ThreatConnect 4.1 Incorporates Return on Investment for Threat Intelligence
If you have not seen it, Wade Baker, ThreatConnect’s VP Strategy and Risk Analytics, wrote a series of blog posts with the great folks at the RSA Conference discussing the evolution of InfoSec by looking at their conference topics over the past 25 years. One thing we have noticed at ThreatConnect over the past few years is the increase of the topics “threat” and “intelligence” (not that we’re biased or anything). Wade’s analysis supports this anecdotal observation, and he highlights some of the good things about that trend in his Part 2. But, I think there is a darker, unfortunate side to this new world we’ve found ourselves in…
With the popularity of threat intelligence (TI) as a topic, the hype around TI these days is strong. Not all intelligence is created equally, though. Some of it is, frankly, better classified as threat data rather than threat intelligence. The problem here is that there is a persisting misconception in the industry that throwing a bunch of unvetted feeds into your SIEM is a sufficient “check the box” solution for threat intelligence.
I hypothesize that we’ve been on a steady incline up the TI hype-cycle for a few years. The industry is soon due for a fun ride down the trough of disillusionment. There are some clues to back up this idea: most notably the recent story from Mr. Krebs on a certain Nordic-named company’s implosion due to overhyped capabilities (can’t say I didn’t see that coming ◔_◔). As Robert M. Lee pointed out, this event does not mean the sky is falling for the industry, but it is a needed correction. It’s also critical for me to clarify here that the problem does not lay in one snake-oil selling TI company.
Effective use of TI requires a process oriented approach. Since every organization’s environment, risk tolerance, and business processes differ, so will their use of TI to inform decisions on these matters. Because of this, the practice of applying external TI has to involve refinement to make it fit into your own set of processes. If more organizations measured the value of the TI they are bringing in, there would be a lot less Loki-like trickery in the industry being peddled, fewer frustrated analysts chasing meaningless alerts, and many better protected networks because of TI. The problem until now was that the best way to do this was not necessarily apparent or accessible. Analysts need a better way to prioritize alerts from external sources dynamically based on relevance and confidence. Executives and other decision makers need a way to see what sources are returning the most value (and not creating negative value) for the organization.
Measuring the Return On Intel
ThreatConnect is providing just that. With the release of Episode IV Act 1 (ThreatConnect 4.1) last week, users now have the ability to make some informed decisions about the intelligence they are currently using (or thinking about using). These tools can be used to measure external sources, such as feeds, premium intel providers, and also communities or your own intelligence created from incident response (IR) engagements, threat research, and hunting.
Now, ThreatConnect users can collect metrics to provide some simple measures of relevance and accuracy with observations and false positives.
Seeing is believing (…well, sort of).
Two threat intelligence qualities discussed in our eBook are relevance and accuracy.

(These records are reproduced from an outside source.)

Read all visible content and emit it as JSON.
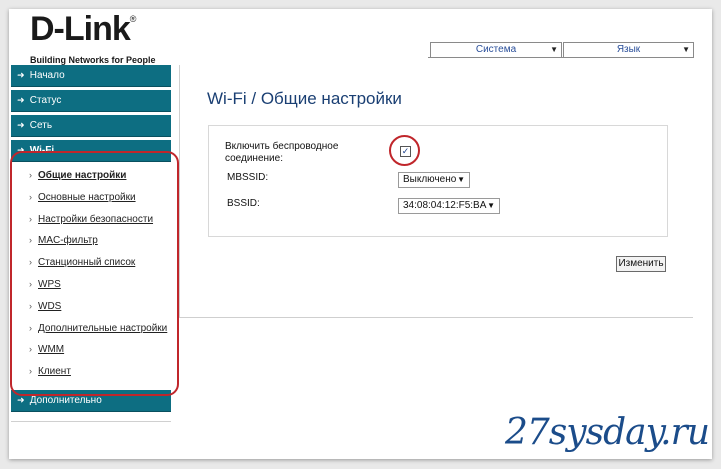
{
  "logo": {
    "brand": "D-Link",
    "tagline": "Building Networks for People"
  },
  "header": {
    "system_menu": "Система",
    "language_menu": "Язык"
  },
  "sidebar": {
    "items": [
      {
        "label": "Начало"
      },
      {
        "label": "Статус"
      },
      {
        "label": "Сеть"
      },
      {
        "label": "Wi-Fi"
      }
    ],
    "wifi_subitems": [
      {
        "label": "Общие настройки"
      },
      {
        "label": "Основные настройки"
      },
      {
        "label": "Настройки безопасности"
      },
      {
        "label": "MAC-фильтр"
      },
      {
        "label": "Станционный список"
      },
      {
        "label": "WPS"
      },
      {
        "label": "WDS"
      },
      {
        "label": "Дополнительные настройки"
      },
      {
        "label": "WMM"
      },
      {
        "label": "Клиент"
      }
    ],
    "extra": {
      "label": "Дополнительно"
    }
  },
  "main": {
    "title": "Wi-Fi /  Общие настройки",
    "enable_wireless_label_line1": "Включить беспроводное",
    "enable_wireless_label_line2": "соединение:",
    "enable_wireless_checked": true,
    "mbssid_label": "MBSSID:",
    "mbssid_value": "Выключено",
    "bssid_label": "BSSID:",
    "bssid_value": "34:08:04:12:F5:BA",
    "change_button": "Изменить"
  },
  "watermark": "27sysday.ru",
  "colors": {
    "nav": "#0d6e82",
    "title": "#1a3f73",
    "highlight": "#c0262b"
  }
}
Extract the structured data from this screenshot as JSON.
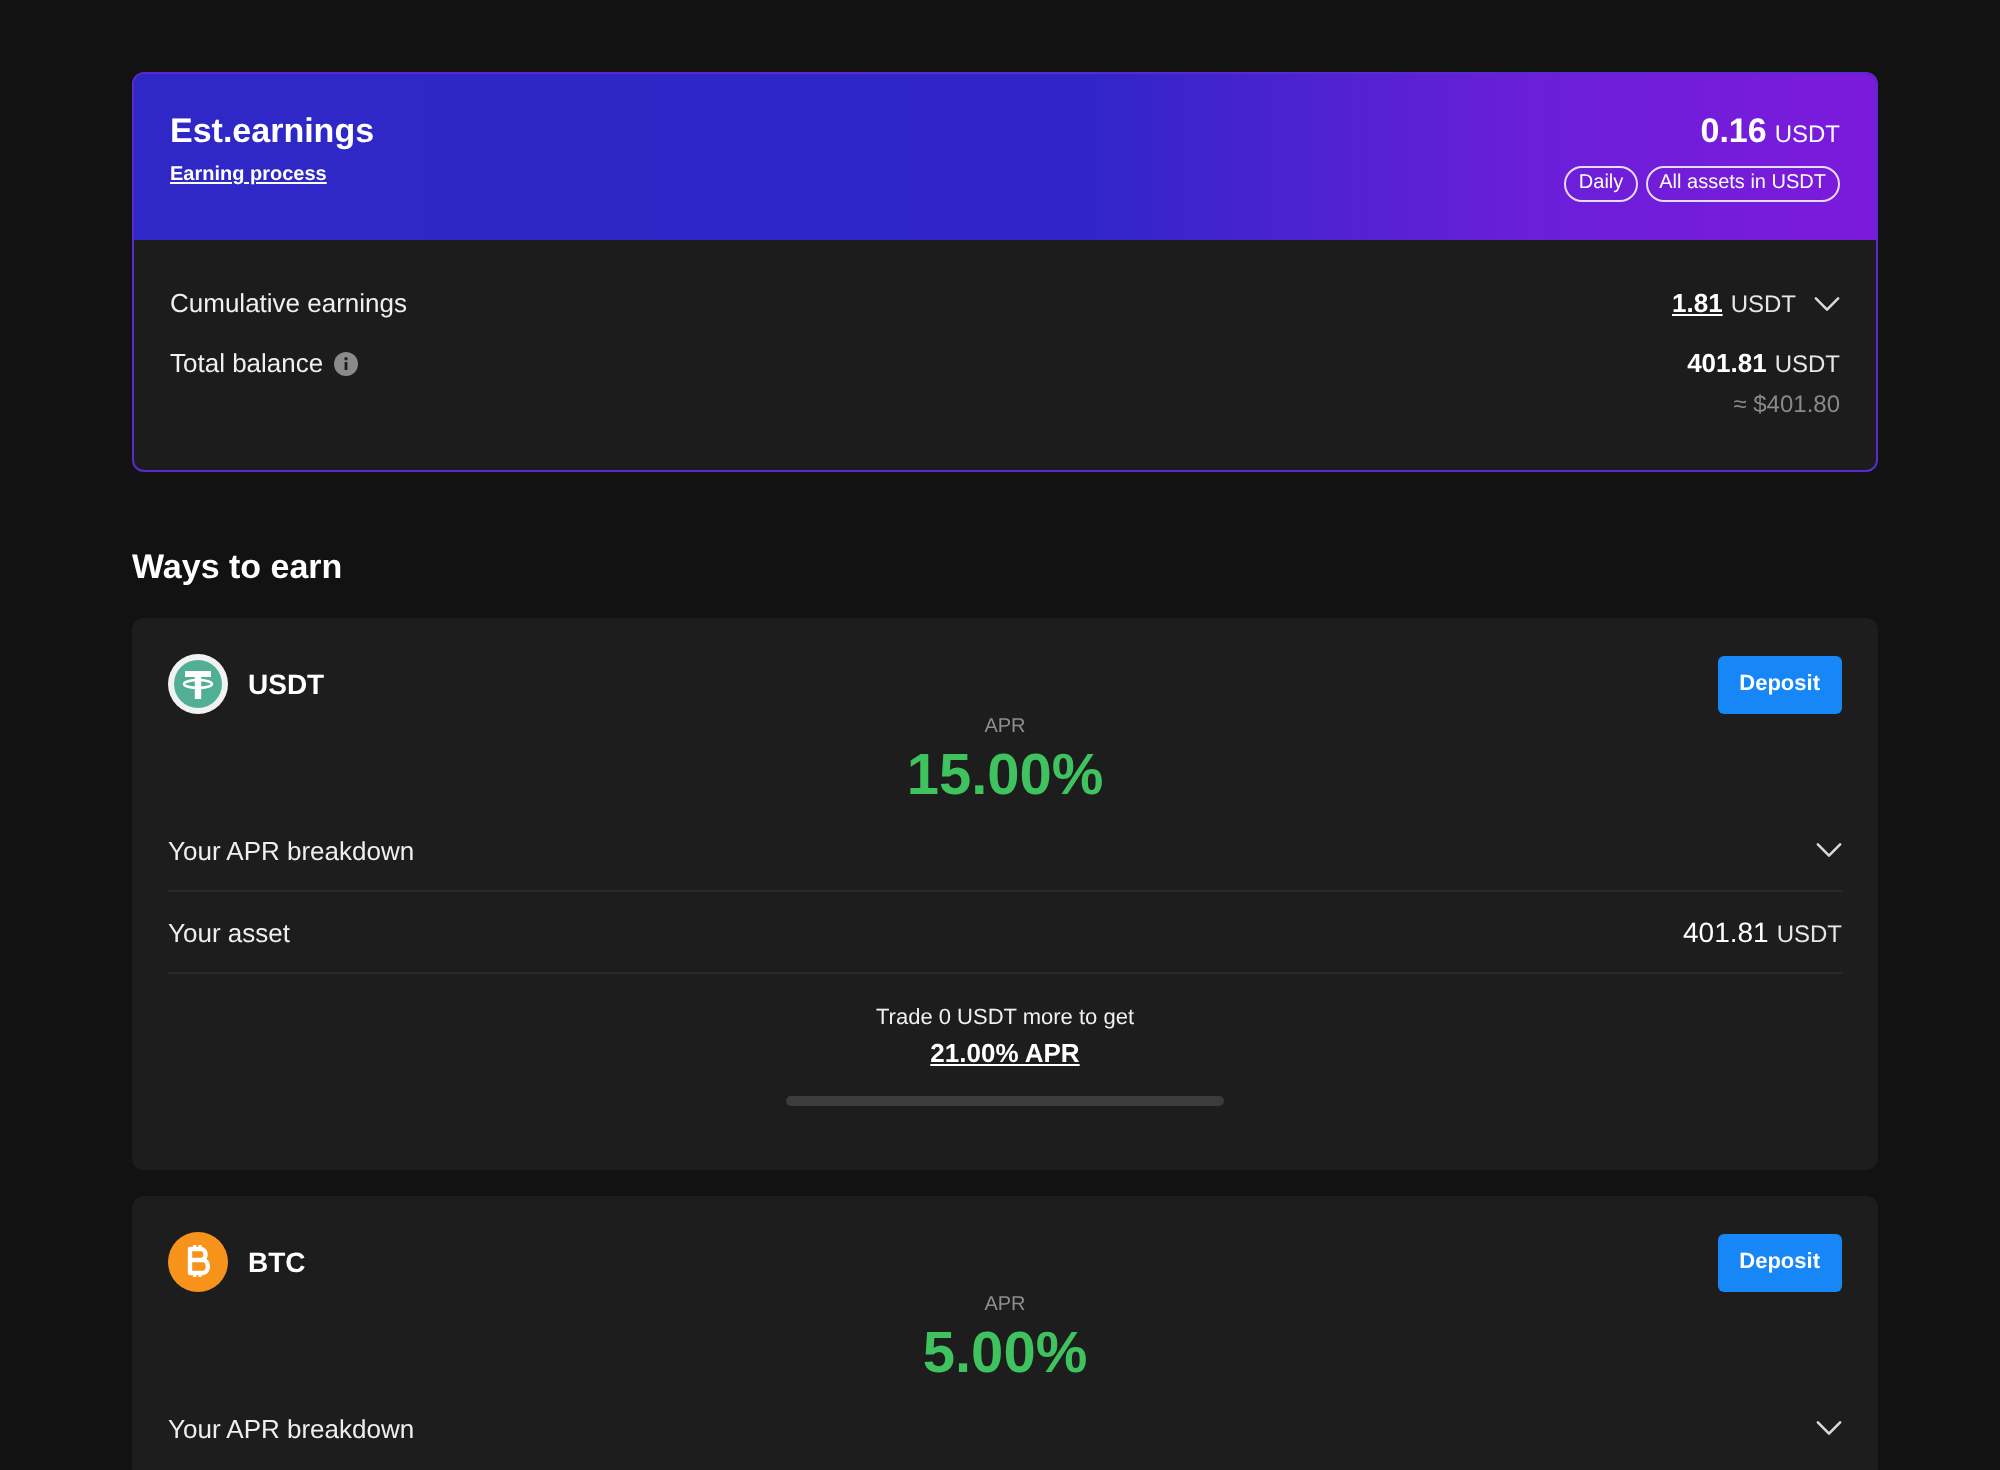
{
  "summary": {
    "title": "Est.earnings",
    "link": "Earning process",
    "amount": "0.16",
    "unit": "USDT",
    "tags": [
      "Daily",
      "All assets in USDT"
    ],
    "rows": [
      {
        "kind": "expand",
        "label": "Cumulative earnings",
        "value": "1.81",
        "unit": "USDT",
        "expanded": false
      },
      {
        "kind": "info",
        "label": "Total balance",
        "value": "401.81",
        "unit": "USDT",
        "note": "≈ $401.80"
      }
    ]
  },
  "section_title": "Ways to earn",
  "products": [
    {
      "kind": "tether",
      "coin": "USDT",
      "button": "Deposit",
      "apr_label": "APR",
      "apr": "15.00%",
      "rows": [
        {
          "kind": "breakdown",
          "label": "Your APR breakdown",
          "expanded": false
        },
        {
          "kind": "asset",
          "label": "Your asset",
          "value": "401.81",
          "unit": "USDT"
        }
      ],
      "promo": {
        "text": "Trade 0 USDT more to get",
        "target": "21.00% APR"
      }
    },
    {
      "kind": "bitcoin",
      "coin": "BTC",
      "button": "Deposit",
      "apr_label": "APR",
      "apr": "5.00%",
      "rows": [
        {
          "kind": "breakdown",
          "label": "Your APR breakdown",
          "expanded": false
        }
      ]
    }
  ]
}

With our new release,ThreatConnect users can collect metrics from their defensive integrations to provide some simple measures of these qualities with observations and false positives.
Here’s how: We’ll define an observation as an actual event where an indicator of compromise (IOC) was detected in your environment, perhaps on a firewall, a host-based agent, etc. The fact of the observation is a useful data point to validate that the intelligence provided from a source has at least some relevance in your environment, because it’s detecting activity. Now observation metrics can be sent back to ThreatConnect to tally the observations per indicator and per source. You’ll be able to see those metrics over time for every source you have access to within ThreatConnect. Soon you’ll be able to measure these metrics with all of our supported integrations.
“But, wait!” you may say. “Just because I see something in my environment doesn’t mean the intelligence is accurate.” And, if you were to say this, you would be absolutely correct. There is a counterbalance measure to observations: false positive (FP) reporting. Users can now report indicators as false positives via the integration by way of our API or directly within the ThreatConnect UI. Like observations, these metrics are also shown for each indicator and in aggregate for each source over time. A “Negative ROI” source with a high amount of reported FP’s can now be spotted at a glance and filtered out or throttled with a low confidence weighting, allowing you to focus your monitoring and response time on hits coming from legitimately valuable sources of intelligence.
There’s more. Measuring the return on investment for intel is a major theme that we’ll be providing more capability around. In upcoming releases, we’ll provide other measures of relevance and qualities of intelligence. Each release will further focus on allowing you to make the most of your threat intelligence investments and your team’s time spent creating and using it.
I mentioned last year about the positive and negative returns on investment possible with threat intelligence. Carelessly deployed, they can be a quick way to make your sensor look like a Christmas tree. But done right, you can sharpen your defenses, save time, and make better strategic decisions on your security using threat intelligence. Our focus is to make sure you’ve got an easy path to get a net-positive return on your intelligence.